The Future TV Taskforce, representing the PSBs, counters that moving online could “close the digital divide once and for all”. “We want to be able to plan to ensure that no one is left behind,” a spokesperson says, adding that rising DTT costs could otherwise mean cuts to programme budgets.
The numbers show the scale of the challenge. Of the 1.8m Freeview-dependent homes projected for 2035, around 1.1m are expected to have broadband but not use it for TV. The remaining 700,000 are forecast to lack a broadband connection altogether.
Veterans of the analogue switch-off, completed in 2012 after 76 years, recall similar fears of “TV blackout chaos”. Around 6 per cent of households were labelled “digital refuseniks”, yet a targeted help scheme and a national campaign, fronted by a robot called Digit Al voiced by Matt Lucas, delivered a largely smooth transition.
This time, the BBC is less keen to foot the bill. Tim Davie, the outgoing director general, has said the corporation should not fund a comparable support programme for a Freeview switch-off.
Research for Sky by Oliver & Ohlbaum suggests that with early awareness campaigns and digital inclusion measures, only about 330,000 households would ultimately need hands-on help ahead of a 2034 shutdown.

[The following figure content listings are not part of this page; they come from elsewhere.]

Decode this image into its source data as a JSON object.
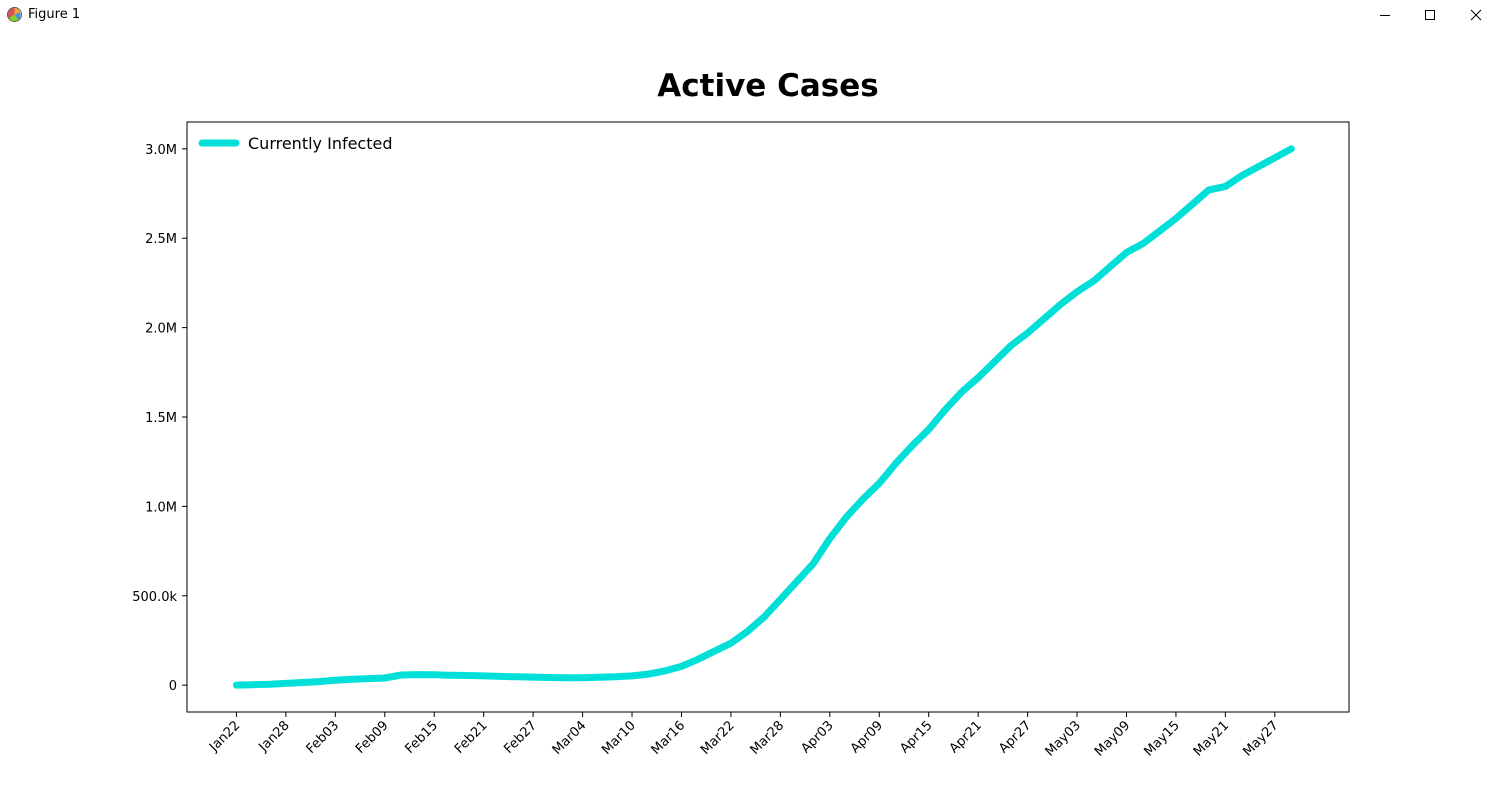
{
  "window": {
    "title": "Figure 1",
    "icon": "matplotlib-figure-icon",
    "controls": [
      "minimize-icon",
      "maximize-icon",
      "close-icon"
    ]
  },
  "chart_data": {
    "type": "line",
    "title": "Active Cases",
    "xlabel": "",
    "ylabel": "",
    "x_tick_labels": [
      "Jan22",
      "Jan28",
      "Feb03",
      "Feb09",
      "Feb15",
      "Feb21",
      "Feb27",
      "Mar04",
      "Mar10",
      "Mar16",
      "Mar22",
      "Mar28",
      "Apr03",
      "Apr09",
      "Apr15",
      "Apr21",
      "Apr27",
      "May03",
      "May09",
      "May15",
      "May21",
      "May27"
    ],
    "y_tick_labels": [
      "0",
      "500.0k",
      "1.0M",
      "1.5M",
      "2.0M",
      "2.5M",
      "3.0M"
    ],
    "y_ticks": [
      0,
      500000,
      1000000,
      1500000,
      2000000,
      2500000,
      3000000
    ],
    "ylim": [
      -150000,
      3150000
    ],
    "xlim": [
      "Jan16",
      "Jun05"
    ],
    "grid": false,
    "legend": {
      "position": "top-left",
      "entries": [
        "Currently Infected"
      ]
    },
    "series": [
      {
        "name": "Currently Infected",
        "color": "#00e0d8",
        "x": [
          "Jan22",
          "Jan24",
          "Jan26",
          "Jan28",
          "Jan30",
          "Feb01",
          "Feb03",
          "Feb05",
          "Feb07",
          "Feb09",
          "Feb11",
          "Feb13",
          "Feb15",
          "Feb17",
          "Feb19",
          "Feb21",
          "Feb23",
          "Feb25",
          "Feb27",
          "Feb29",
          "Mar02",
          "Mar04",
          "Mar06",
          "Mar08",
          "Mar10",
          "Mar12",
          "Mar14",
          "Mar16",
          "Mar18",
          "Mar20",
          "Mar22",
          "Mar24",
          "Mar26",
          "Mar28",
          "Mar30",
          "Apr01",
          "Apr03",
          "Apr05",
          "Apr07",
          "Apr09",
          "Apr11",
          "Apr13",
          "Apr15",
          "Apr17",
          "Apr19",
          "Apr21",
          "Apr23",
          "Apr25",
          "Apr27",
          "Apr29",
          "May01",
          "May03",
          "May05",
          "May07",
          "May09",
          "May11",
          "May13",
          "May15",
          "May17",
          "May19",
          "May21",
          "May23",
          "May25",
          "May27",
          "May29"
        ],
        "values": [
          500,
          2500,
          5000,
          10000,
          15000,
          20000,
          28000,
          33000,
          37000,
          40000,
          57000,
          59000,
          58000,
          56000,
          54000,
          52000,
          49000,
          47000,
          45000,
          43000,
          42000,
          42000,
          44000,
          47000,
          52000,
          62000,
          80000,
          105000,
          145000,
          190000,
          235000,
          300000,
          380000,
          480000,
          580000,
          680000,
          820000,
          940000,
          1040000,
          1130000,
          1240000,
          1340000,
          1430000,
          1540000,
          1640000,
          1720000,
          1810000,
          1900000,
          1970000,
          2050000,
          2130000,
          2200000,
          2260000,
          2340000,
          2420000,
          2470000,
          2540000,
          2610000,
          2690000,
          2770000,
          2790000,
          2850000,
          2900000,
          2950000,
          3000000
        ]
      }
    ]
  }
}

Meanwhile, viewing habits continue to fragment. Audience body Barb says 7 per cent of UK households no longer own a TV set, choosing to watch on other devices. In December, YouTube overtook the BBC’s combined channels in total UK viewing across TVs, smartphones and tablets, albeit measured at a minimum of three minutes.
That shift may accelerate. YouTube has recently blocked Barb and its partner Kantar from accessing viewing session data, limiting transparency just as online platforms consolidate power.
“When the government chose British Satellite Broadcasting as the ‘winner’ in satellite TV it was Rupert Murdoch’s Sky instead that came out on top,” says a senior TV executive quoted by The Guardian. “There already is such an outsider ready to be the winner in the transition to internet TV; it is YouTube.”
Freeview’s future now hangs on a familiar British dilemma: modernise fast and risk exclusion, or protect universality and pay the price. Either way, the aerial’s days as king of the living room look numbered.